I seem to be having some jetting issues again. So, here goes, I have been trying my best, but can't seem to get the jetting good. I tried the jetting from the first page, and the bike runs like absolute trash. :-( And I'm unsure why. The low-end is strong, but can't seem to get the RPM's past the mid-range. So, I dropped the neidle a notch, (2nd), it cleared most of the mid up, but the top-end was still rough and very smoky. So, I dropped the neidle another position, (1st notch), it helped the mid-range good. :-) But, the top-end is still way too rich, and I've been working with it, all the way till I'm at a 160 mainjet! What is up with that? Anyway, all is good, except the mid-range is still having issues! It can't seem to get past the mid-range, kinda like fouling out unless you pin the throttle for about 20 seconds, it will break past the mid-range and slam in the top. What is the issue? I have nothing special done, why so little mainjet? What's up with the midrange. Anyway, frustrated. :-) Sorry. Anyway, if anybody has some advice, please let me know, I'm desprate. I'm tapped out on the mid.. I have the air screw at 1 1/2 turns out. I am in 70-80 degree weather, sea level, and not too much humidity, maybe 50%-70%. MAX. Anyway, thanks alot.

Paul:
When was the last time the crank case was pressure checked?

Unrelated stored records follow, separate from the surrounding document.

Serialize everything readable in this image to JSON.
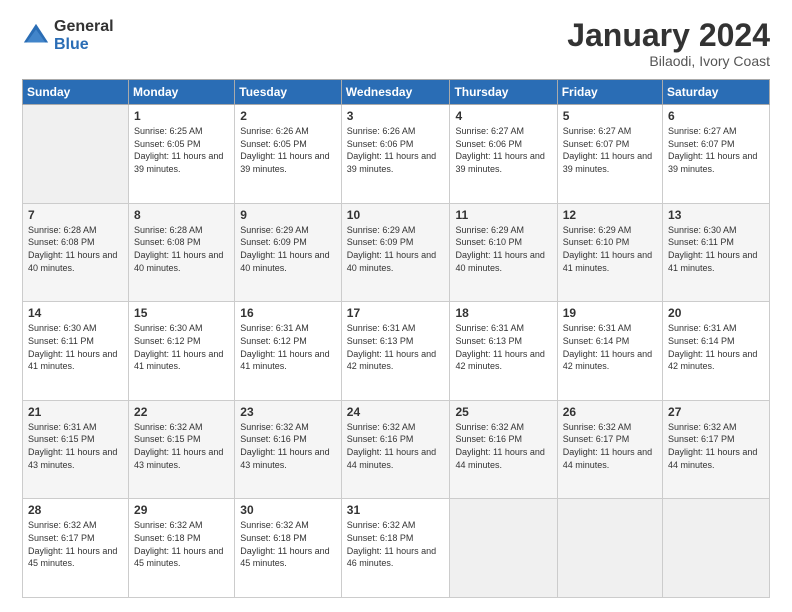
{
  "logo": {
    "general": "General",
    "blue": "Blue"
  },
  "header": {
    "title": "January 2024",
    "subtitle": "Bilaodi, Ivory Coast"
  },
  "weekdays": [
    "Sunday",
    "Monday",
    "Tuesday",
    "Wednesday",
    "Thursday",
    "Friday",
    "Saturday"
  ],
  "weeks": [
    [
      {
        "day": "",
        "info": ""
      },
      {
        "day": "1",
        "info": "Sunrise: 6:25 AM\nSunset: 6:05 PM\nDaylight: 11 hours and 39 minutes."
      },
      {
        "day": "2",
        "info": "Sunrise: 6:26 AM\nSunset: 6:05 PM\nDaylight: 11 hours and 39 minutes."
      },
      {
        "day": "3",
        "info": "Sunrise: 6:26 AM\nSunset: 6:06 PM\nDaylight: 11 hours and 39 minutes."
      },
      {
        "day": "4",
        "info": "Sunrise: 6:27 AM\nSunset: 6:06 PM\nDaylight: 11 hours and 39 minutes."
      },
      {
        "day": "5",
        "info": "Sunrise: 6:27 AM\nSunset: 6:07 PM\nDaylight: 11 hours and 39 minutes."
      },
      {
        "day": "6",
        "info": "Sunrise: 6:27 AM\nSunset: 6:07 PM\nDaylight: 11 hours and 39 minutes."
      }
    ],
    [
      {
        "day": "7",
        "info": "Sunrise: 6:28 AM\nSunset: 6:08 PM\nDaylight: 11 hours and 40 minutes."
      },
      {
        "day": "8",
        "info": "Sunrise: 6:28 AM\nSunset: 6:08 PM\nDaylight: 11 hours and 40 minutes."
      },
      {
        "day": "9",
        "info": "Sunrise: 6:29 AM\nSunset: 6:09 PM\nDaylight: 11 hours and 40 minutes."
      },
      {
        "day": "10",
        "info": "Sunrise: 6:29 AM\nSunset: 6:09 PM\nDaylight: 11 hours and 40 minutes."
      },
      {
        "day": "11",
        "info": "Sunrise: 6:29 AM\nSunset: 6:10 PM\nDaylight: 11 hours and 40 minutes."
      },
      {
        "day": "12",
        "info": "Sunrise: 6:29 AM\nSunset: 6:10 PM\nDaylight: 11 hours and 41 minutes."
      },
      {
        "day": "13",
        "info": "Sunrise: 6:30 AM\nSunset: 6:11 PM\nDaylight: 11 hours and 41 minutes."
      }
    ],
    [
      {
        "day": "14",
        "info": "Sunrise: 6:30 AM\nSunset: 6:11 PM\nDaylight: 11 hours and 41 minutes."
      },
      {
        "day": "15",
        "info": "Sunrise: 6:30 AM\nSunset: 6:12 PM\nDaylight: 11 hours and 41 minutes."
      },
      {
        "day": "16",
        "info": "Sunrise: 6:31 AM\nSunset: 6:12 PM\nDaylight: 11 hours and 41 minutes."
      },
      {
        "day": "17",
        "info": "Sunrise: 6:31 AM\nSunset: 6:13 PM\nDaylight: 11 hours and 42 minutes."
      },
      {
        "day": "18",
        "info": "Sunrise: 6:31 AM\nSunset: 6:13 PM\nDaylight: 11 hours and 42 minutes."
      },
      {
        "day": "19",
        "info": "Sunrise: 6:31 AM\nSunset: 6:14 PM\nDaylight: 11 hours and 42 minutes."
      },
      {
        "day": "20",
        "info": "Sunrise: 6:31 AM\nSunset: 6:14 PM\nDaylight: 11 hours and 42 minutes."
      }
    ],
    [
      {
        "day": "21",
        "info": "Sunrise: 6:31 AM\nSunset: 6:15 PM\nDaylight: 11 hours and 43 minutes."
      },
      {
        "day": "22",
        "info": "Sunrise: 6:32 AM\nSunset: 6:15 PM\nDaylight: 11 hours and 43 minutes."
      },
      {
        "day": "23",
        "info": "Sunrise: 6:32 AM\nSunset: 6:16 PM\nDaylight: 11 hours and 43 minutes."
      },
      {
        "day": "24",
        "info": "Sunrise: 6:32 AM\nSunset: 6:16 PM\nDaylight: 11 hours and 44 minutes."
      },
      {
        "day": "25",
        "info": "Sunrise: 6:32 AM\nSunset: 6:16 PM\nDaylight: 11 hours and 44 minutes."
      },
      {
        "day": "26",
        "info": "Sunrise: 6:32 AM\nSunset: 6:17 PM\nDaylight: 11 hours and 44 minutes."
      },
      {
        "day": "27",
        "info": "Sunrise: 6:32 AM\nSunset: 6:17 PM\nDaylight: 11 hours and 44 minutes."
      }
    ],
    [
      {
        "day": "28",
        "info": "Sunrise: 6:32 AM\nSunset: 6:17 PM\nDaylight: 11 hours and 45 minutes."
      },
      {
        "day": "29",
        "info": "Sunrise: 6:32 AM\nSunset: 6:18 PM\nDaylight: 11 hours and 45 minutes."
      },
      {
        "day": "30",
        "info": "Sunrise: 6:32 AM\nSunset: 6:18 PM\nDaylight: 11 hours and 45 minutes."
      },
      {
        "day": "31",
        "info": "Sunrise: 6:32 AM\nSunset: 6:18 PM\nDaylight: 11 hours and 46 minutes."
      },
      {
        "day": "",
        "info": ""
      },
      {
        "day": "",
        "info": ""
      },
      {
        "day": "",
        "info": ""
      }
    ]
  ]
}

If - I can never remember which one - one of the seals in the bottom is leaking you get a rich condition and if the other is leaking you get a lean condition.

Rick:
Dry side is lean, and will make the crank go bye-bye.  This is especially a problem on the 125's.  So much so, that when my oldest son was consistently finishing in the top 3 in the 125 Expert class in the National Hare & Hound series, I replaced the seal at least once per month just to keep the motor together.  I have also helped a friend resolve a continuing motor failure on a YZ125 with the same fix.  Weird thing.  No mater what we did (new cranks and bearings every time, jugs, pistons, seals and gaskets), the only solution was to keep a fresh seal in place every month.

Fortunately, I have not experienced anything this dramatic on either the 250 or 500.  Good thing, as while you can change the dry side seal on a 125 from the outside, you must split the case on a 250 and 500 to perform the same surgery (on older models, I think you can get to the dry side seal from the outside as well.  Newer models, nope).  Hmmm, kind of makes you wonder why the 125 seal is so easy to change...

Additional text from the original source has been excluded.